Here’s an actual #Twitter #tweet that showed up for me:
#airing Peter Gabriel - Big Time (via @brystelmy)

Huh? I think someone likes a #song, or is playing a #song right now. I think. Maybe.

And #whatisup with the #hashtags? I understand that they were originally meant to mark a word for searching, and they are still used for that. If I search for a specific term, any tweet with that term hashtaged will show up in my search. So you are hashtagging things to get other people to find your tweets. What I don’t understand is why you are hoping that a complete stranger will read that you loved the #waffles you just ate, and that they were #soyummy. Are you secretly hoping that all the people on Twitter who like #waffles will get together and form a #welovewafflesgroup?

The whole thing seems completely random to me. For instance, Twitter just suggested that I check out #biosnackysprouts. I don’t know what that means, and I am ultimately sure that I never expressed any interest in it, whatever it may be.

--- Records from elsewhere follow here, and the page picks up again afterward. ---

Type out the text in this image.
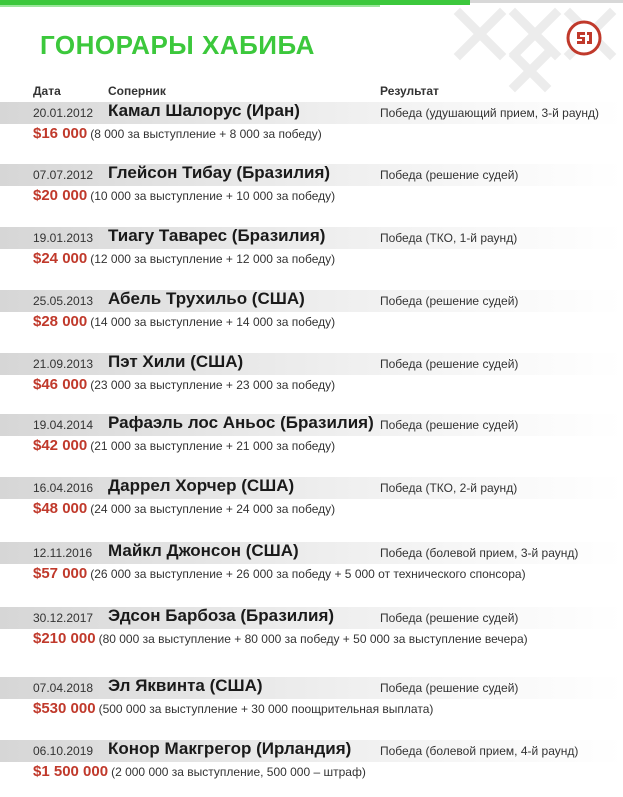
ГОНОРАРЫ ХАБИБА
Дата	Соперник	Результат
20.01.2012 Камал Шалорус (Иран)	Победа (удушающий прием, 3-й раунд)
$16 000 (8 000 за выступление + 8 000 за победу)
07.07.2012 Глейсон Тибау (Бразилия)	Победа (решение судей)
$20 000 (10 000 за выступление + 10 000 за победу)
19.01.2013 Тиагу Таварес (Бразилия)	Победа (ТКО, 1-й раунд)
$24 000 (12 000 за выступление + 12 000 за победу)
25.05.2013 Абель Трухильо (США)	Победа (решение судей)
$28 000 (14 000 за выступление + 14 000 за победу)
21.09.2013 Пэт Хили (США)	Победа (решение судей)
$46 000 (23 000 за выступление + 23 000 за победу)
19.04.2014 Рафаэль лос Аньос (Бразилия) Победа (решение судей)
$42 000 (21 000 за выступление + 21 000 за победу)
16.04.2016 Даррел Хорчер (США)	Победа (ТКО, 2-й раунд)
$48 000 (24 000 за выступление + 24 000 за победу)
12.11.2016 Майкл Джонсон (США)	Победа (болевой прием, 3-й раунд)
$57 000 (26 000 за выступление + 26 000 за победу + 5 000 от технического спонсора)
30.12.2017 Эдсон Барбоза (Бразилия)	Победа (решение судей)
$210 000 (80 000 за выступление + 80 000 за победу + 50 000 за выступление вечера)
07.04.2018 Эл Яквинта (США)	Победа (решение судей)
$530 000 (500 000 за выступление + 30 000 поощрительная выплата)
06.10.2019 Конор Макгрегор (Ирландия) Победа (болевой прием, 4-й раунд)
$1 500 000 (2 000 000 за выступление, 500 000 – штраф)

It wouldn't be so bad if people were just hashtagging single terms as a search tool like it was intended, but now they are inserting the punch line to their witty posts in a hashtagged, no-space word string, so I have to try and figure out what #idontlikespiders or #ilovesundayfunday means.

To make matters worse, I’m now seeing hashtags on Instagram photos. I’m not even 100% sure what Instagram is, but I do know it didn’t need hashtags. To make matters even worse, people are also starting to put them in their Facebook posts. Facebook has jumped on the hashtag search capability bandwagon, which I do not approve of one bit.

Hashtag if you must, but I still maintain that you just end up looking like a really bad speller.

So, #tomorrow on the #fourthofjuly #julyfourth #4th #4thofjuly #independenceday, when you #celebrate #celebratefreedom #celebrateyourfreedom, please take a moment to consider freeing yourself from hashtags.

It would really go a long way to making the world a better place.

Now, go #kissasoldier!

#Thanks! #Happyindependencedayeverybody!